Trump Justice Department Asks Supreme Court To Strike Down Entire Affordable Care Act During Pandemic, Resolving Long-Standing Concern That 20 Million Americans Were Insured While A Respiratory Virus Spread
WASHINGTON. The Department of Justice formally informed the Supreme Court on Thursday that it would like the entire Affordable Care Act struck from existence, resolving a long-standing administration concern that more than 20 million Americans were still carrying health insurance during a respiratory pandemic.
In a brief filed in the case of California v. Texas, the administration urged the Court to invalidate the law in full, arguing that because Congress had reduced the individual mandate penalty to zero dollars in its 2017 tax legislation, the mandate was now unconstitutional, and that the rest of the statute, including the protections for pre-existing conditions, the Medicaid expansion, and the insurance marketplaces, could not reasonably be expected to keep functioning without it. The filing arrived as unemployment claims pushed millions of families off employer coverage and onto the very programs the brief sought to dissolve.
"The timing was carefully considered," said one official familiar with the filing, speaking on condition of anonymity because the consideration had not gone well. "We looked at the calendar, we saw a once-in-a-century pandemic, we saw record job losses, and we asked ourselves whether this was really the moment for tens of millions of Americans to have a safety net. We concluded that it was not, and we are confident the Court will agree that now is the time."

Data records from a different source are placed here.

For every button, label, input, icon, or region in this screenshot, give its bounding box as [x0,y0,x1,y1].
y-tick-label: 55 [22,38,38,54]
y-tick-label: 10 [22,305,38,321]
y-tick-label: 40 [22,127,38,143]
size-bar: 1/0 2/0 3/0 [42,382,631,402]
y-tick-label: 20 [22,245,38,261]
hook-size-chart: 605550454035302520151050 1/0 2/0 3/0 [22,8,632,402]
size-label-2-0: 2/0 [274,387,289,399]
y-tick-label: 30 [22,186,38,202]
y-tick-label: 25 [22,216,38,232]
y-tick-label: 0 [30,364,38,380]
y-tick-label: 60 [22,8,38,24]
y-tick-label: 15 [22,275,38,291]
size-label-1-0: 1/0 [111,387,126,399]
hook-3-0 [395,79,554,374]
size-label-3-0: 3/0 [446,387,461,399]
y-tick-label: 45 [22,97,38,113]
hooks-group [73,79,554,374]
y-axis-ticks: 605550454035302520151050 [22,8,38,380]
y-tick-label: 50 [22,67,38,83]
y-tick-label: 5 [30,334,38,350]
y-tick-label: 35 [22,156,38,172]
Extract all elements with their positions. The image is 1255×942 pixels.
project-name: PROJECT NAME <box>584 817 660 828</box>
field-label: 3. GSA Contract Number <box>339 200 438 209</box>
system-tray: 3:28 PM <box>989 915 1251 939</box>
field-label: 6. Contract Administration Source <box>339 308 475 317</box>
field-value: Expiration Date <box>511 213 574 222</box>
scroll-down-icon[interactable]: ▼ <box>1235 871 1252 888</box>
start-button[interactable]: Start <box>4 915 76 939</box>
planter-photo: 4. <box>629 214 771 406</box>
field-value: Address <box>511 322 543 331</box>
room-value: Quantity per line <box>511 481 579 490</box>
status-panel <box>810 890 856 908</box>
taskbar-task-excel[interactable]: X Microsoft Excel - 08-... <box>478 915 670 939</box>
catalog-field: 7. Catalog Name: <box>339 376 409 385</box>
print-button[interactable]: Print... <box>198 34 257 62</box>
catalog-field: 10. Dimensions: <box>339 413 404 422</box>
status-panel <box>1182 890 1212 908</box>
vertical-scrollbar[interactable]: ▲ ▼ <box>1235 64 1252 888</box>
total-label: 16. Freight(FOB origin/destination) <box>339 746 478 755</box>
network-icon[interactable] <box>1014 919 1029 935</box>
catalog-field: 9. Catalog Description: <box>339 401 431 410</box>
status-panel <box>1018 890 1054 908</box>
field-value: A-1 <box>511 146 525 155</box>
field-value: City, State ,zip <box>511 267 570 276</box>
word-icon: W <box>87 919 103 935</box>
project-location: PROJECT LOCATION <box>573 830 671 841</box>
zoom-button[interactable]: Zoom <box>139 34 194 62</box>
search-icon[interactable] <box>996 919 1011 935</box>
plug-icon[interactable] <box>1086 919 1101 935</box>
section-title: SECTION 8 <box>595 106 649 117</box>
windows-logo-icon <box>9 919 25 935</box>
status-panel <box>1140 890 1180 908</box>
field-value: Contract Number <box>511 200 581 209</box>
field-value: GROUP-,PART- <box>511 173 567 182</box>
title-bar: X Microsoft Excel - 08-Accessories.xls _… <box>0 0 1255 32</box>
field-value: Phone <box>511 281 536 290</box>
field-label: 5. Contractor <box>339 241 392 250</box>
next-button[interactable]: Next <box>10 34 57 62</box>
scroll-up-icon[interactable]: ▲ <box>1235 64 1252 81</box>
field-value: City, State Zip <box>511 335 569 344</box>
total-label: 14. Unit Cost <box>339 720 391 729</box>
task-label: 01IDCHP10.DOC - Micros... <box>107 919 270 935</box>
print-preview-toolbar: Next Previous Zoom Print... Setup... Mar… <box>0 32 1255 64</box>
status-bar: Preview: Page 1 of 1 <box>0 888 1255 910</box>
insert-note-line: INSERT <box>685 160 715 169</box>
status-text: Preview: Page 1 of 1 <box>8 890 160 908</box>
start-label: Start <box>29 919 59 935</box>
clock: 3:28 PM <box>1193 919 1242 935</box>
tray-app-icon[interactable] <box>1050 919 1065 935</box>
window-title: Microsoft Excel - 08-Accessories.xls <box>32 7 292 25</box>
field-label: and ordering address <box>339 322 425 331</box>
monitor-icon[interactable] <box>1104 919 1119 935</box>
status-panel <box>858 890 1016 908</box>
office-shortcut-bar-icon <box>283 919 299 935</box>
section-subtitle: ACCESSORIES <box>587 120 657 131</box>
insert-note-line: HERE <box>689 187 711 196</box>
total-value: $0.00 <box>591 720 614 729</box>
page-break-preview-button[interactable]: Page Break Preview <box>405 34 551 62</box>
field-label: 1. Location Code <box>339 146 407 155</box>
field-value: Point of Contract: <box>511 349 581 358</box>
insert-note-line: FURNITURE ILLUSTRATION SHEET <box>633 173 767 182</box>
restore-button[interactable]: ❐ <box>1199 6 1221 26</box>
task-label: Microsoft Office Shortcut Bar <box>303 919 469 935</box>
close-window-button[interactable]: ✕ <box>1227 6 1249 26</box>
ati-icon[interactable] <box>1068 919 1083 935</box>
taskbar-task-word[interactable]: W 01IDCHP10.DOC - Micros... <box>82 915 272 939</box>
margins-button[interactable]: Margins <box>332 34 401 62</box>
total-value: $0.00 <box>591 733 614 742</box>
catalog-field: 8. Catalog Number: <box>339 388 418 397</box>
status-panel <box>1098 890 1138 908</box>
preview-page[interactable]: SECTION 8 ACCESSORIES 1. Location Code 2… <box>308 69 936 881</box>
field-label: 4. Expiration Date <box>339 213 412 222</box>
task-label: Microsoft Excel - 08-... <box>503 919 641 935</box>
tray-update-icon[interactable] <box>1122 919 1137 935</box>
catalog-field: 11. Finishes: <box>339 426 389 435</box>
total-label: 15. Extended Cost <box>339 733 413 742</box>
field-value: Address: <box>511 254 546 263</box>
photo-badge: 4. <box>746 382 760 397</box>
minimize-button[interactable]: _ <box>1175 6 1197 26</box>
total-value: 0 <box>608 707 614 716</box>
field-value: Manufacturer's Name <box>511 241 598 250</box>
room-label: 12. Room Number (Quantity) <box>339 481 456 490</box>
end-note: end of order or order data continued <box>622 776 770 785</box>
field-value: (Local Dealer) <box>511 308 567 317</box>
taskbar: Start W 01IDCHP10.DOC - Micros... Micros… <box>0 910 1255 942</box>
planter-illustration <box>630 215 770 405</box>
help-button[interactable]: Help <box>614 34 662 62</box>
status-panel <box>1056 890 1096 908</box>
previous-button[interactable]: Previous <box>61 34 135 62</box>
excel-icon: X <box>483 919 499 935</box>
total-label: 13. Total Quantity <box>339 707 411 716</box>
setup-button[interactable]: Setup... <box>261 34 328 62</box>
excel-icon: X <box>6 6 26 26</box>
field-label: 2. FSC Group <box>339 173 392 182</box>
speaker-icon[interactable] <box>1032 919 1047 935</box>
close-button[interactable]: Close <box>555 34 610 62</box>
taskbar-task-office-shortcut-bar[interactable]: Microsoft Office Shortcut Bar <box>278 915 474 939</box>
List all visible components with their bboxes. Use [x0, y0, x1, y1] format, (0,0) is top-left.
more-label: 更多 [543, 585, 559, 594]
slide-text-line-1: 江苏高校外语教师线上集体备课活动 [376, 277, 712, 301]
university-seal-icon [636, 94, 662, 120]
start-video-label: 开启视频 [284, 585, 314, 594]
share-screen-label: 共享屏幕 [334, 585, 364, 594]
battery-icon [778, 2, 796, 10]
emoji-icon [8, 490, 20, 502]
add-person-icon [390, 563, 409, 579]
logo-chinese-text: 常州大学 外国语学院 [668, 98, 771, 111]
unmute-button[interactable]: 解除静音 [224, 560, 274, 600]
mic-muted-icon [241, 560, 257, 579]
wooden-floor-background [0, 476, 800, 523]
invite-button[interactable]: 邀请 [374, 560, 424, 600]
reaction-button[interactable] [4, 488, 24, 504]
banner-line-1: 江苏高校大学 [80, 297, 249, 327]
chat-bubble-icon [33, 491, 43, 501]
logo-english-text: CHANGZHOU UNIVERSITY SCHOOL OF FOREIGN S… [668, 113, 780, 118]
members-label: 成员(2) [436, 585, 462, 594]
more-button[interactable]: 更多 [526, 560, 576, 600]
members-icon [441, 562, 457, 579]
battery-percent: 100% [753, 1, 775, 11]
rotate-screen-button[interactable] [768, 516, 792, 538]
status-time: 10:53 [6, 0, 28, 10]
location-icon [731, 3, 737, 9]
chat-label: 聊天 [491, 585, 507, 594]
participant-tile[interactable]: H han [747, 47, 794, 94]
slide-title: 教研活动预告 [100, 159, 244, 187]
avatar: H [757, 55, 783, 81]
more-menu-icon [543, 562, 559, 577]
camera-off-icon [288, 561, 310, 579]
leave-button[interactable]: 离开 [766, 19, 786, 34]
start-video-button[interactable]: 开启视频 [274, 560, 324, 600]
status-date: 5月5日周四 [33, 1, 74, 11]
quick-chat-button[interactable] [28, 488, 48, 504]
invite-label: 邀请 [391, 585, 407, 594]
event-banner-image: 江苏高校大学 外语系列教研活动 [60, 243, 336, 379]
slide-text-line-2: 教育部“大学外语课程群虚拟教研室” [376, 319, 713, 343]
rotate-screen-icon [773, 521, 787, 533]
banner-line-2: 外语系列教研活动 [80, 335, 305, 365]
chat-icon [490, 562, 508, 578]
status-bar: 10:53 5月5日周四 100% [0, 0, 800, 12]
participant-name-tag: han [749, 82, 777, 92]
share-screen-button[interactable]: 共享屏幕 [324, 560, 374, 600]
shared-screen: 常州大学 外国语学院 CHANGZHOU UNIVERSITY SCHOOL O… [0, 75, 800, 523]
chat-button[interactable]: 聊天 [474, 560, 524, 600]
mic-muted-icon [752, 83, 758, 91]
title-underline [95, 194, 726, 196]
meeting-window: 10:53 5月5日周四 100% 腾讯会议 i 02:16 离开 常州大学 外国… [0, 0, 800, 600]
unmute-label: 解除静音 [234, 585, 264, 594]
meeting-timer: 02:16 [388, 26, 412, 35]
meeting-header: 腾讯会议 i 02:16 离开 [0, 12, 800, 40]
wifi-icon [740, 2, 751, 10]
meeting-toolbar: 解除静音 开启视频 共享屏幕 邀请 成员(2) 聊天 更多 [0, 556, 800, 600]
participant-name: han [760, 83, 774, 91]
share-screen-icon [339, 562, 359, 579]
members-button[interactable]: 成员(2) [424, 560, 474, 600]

The brief was filed as the President continued to assure the public that he would always protect Americans with pre-existing conditions, a category estimated to include as many as 133 million people and, sources noted, anyone who happened to contract the virus then circulating through the country. "We will always protect patients with pre-existing conditions, always," Trump said, declining as he had for three years running to identify the specific plan that would do the protecting.
Legal analysts described the request as ambitious, observing that the administration was asking the Court to terminate coverage for tens of millions of people without having arranged anywhere else for those people to go, an approach one scholar characterized as the policy equivalent of demolishing an occupied building and trusting the tenants to work it out. The Court would ultimately reject the challenge the following June by a vote of 7 to 2, ruling that the parties who brought it had not been injured by a penalty of zero dollars and therefore had no standing to sue, a conclusion the administration could have reached at any point in the preceding three years.
At press time, the President had reiterated that a complete and far superior healthcare plan would be released within two weeks, a deadline aides confirmed had been approximately two weeks away since 2017.